O Papa Francisco, ao regressar da última viagem apostólica a vários países africanos (Moçambique, Madagáscar e Ilhas Maurícias), não se limitou a responder às perguntas e curiosidades dos jornalistas, de forma aberta e desinibida, como sempre faz. Desta vez, foi muito mais longe. Decidiu colocar um ponto final na chantagem que se arrastava, dentro e fora do mundo católico, desde o começo do seu pontificado: a ameaça de um Cisma.
Para quem conhece alguma coisa da história do cristianismo, não pode ignorar os efeitos terríveis que essa palavra evoca, efeitos que ainda hoje persistem, apesar de todas as iniciativas ecuménicas.
Dada a desenvoltura com que se pronunciou, terá Bergoglio esquecido as catástrofes dessa “bomba atómica” no tecido da Igreja? Essa ameaça não deveria aconselhar o Papa a ter mais cuidado com o que diz e faz e, sobretudo, com o modo provocador como fala e actua? Não saberá que está sempre a pisar terreno armadilhado?
Neste caso, essas perguntas não conseguem esconder uma solene hipocrisia.
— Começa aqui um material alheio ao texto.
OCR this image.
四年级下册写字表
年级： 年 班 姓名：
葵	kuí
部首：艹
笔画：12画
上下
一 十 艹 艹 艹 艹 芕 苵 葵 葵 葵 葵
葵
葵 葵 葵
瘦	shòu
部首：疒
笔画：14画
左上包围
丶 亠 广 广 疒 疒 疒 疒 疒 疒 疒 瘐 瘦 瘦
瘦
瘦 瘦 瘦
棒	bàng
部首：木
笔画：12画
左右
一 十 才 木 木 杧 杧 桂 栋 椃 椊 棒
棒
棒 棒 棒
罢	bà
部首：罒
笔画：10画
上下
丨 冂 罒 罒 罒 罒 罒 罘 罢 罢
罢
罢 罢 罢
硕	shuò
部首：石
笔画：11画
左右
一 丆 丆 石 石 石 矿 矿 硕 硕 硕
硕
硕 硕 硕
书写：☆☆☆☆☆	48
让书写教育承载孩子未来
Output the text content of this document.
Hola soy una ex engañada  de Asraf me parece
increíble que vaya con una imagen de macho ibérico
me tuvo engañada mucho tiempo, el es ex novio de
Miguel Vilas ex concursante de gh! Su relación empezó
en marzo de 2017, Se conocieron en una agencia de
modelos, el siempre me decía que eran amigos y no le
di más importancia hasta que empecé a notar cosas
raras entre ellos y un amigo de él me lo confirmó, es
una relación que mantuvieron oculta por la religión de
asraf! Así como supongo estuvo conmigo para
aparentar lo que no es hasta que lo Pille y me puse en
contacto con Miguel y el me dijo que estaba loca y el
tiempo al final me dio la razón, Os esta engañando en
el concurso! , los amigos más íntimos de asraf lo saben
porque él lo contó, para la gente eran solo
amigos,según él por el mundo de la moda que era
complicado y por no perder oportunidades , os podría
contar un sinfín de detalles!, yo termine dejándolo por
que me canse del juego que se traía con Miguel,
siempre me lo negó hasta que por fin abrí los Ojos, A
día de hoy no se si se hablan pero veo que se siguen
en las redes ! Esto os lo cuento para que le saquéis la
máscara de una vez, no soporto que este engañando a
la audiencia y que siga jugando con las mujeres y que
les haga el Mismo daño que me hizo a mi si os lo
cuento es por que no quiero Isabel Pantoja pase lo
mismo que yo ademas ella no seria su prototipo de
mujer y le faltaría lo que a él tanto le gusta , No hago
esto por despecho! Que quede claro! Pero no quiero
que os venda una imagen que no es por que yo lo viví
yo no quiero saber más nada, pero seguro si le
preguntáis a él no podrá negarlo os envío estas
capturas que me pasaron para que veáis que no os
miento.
Dito de outro modo: o Papa Francisco para não causar um cisma na Igreja deve renunciar a cumprir o programa do seu pontificado, tornar-se prisioneiro do medo, asfixiar a liberdade de expressão e concordar que o Vaticano continue num regime de monarquia absoluta!
Teria de anular tudo o que fez e desistir do futuro: da reforma da Cúria; do combate ao clericalismo e ao carreirismo eclesiástico; da denúncia da economia que mata e da religião que manda matar; do acolhimento das vítimas da guerra e dos que fogem da miséria; deixar de ver o mundo a partir dos excluídos e marginalizados; de aceitar que haja cidadãos de primeira e de segunda; de incitar a Igreja a deslocar-se para as periferias; da revisão do papel dos colégios e das universidades católicas; das alterações nas práticas teológicas para que recusem o papel de ideologia da dominação económica, política e religiosa; da encíclica Laudato Si sobre a ecologia integral; da irradicação da pedofilia no seio das instituições eclesiásticas e seus responsáveis; das conclusões do Sínodo sobre a Família reunidas no documento polémico Amoris Laetitia; de incentivar o debate sobre os ministérios das mulheres na Igreja; de renegar o caminho sinodal como reclamam os opositores vaticanistas à opção dos Bispos alemães; da convocatória para o estudo de alternativas económicas; dos passos gigantescos nos caminhos do ecumenismo e do diálogo inter-religioso; de nunca procurar nas suas deslocações pelo mundo poder para a Igreja católica, mas que se torne exemplo desinteressado para os mais pobres, etc. etc..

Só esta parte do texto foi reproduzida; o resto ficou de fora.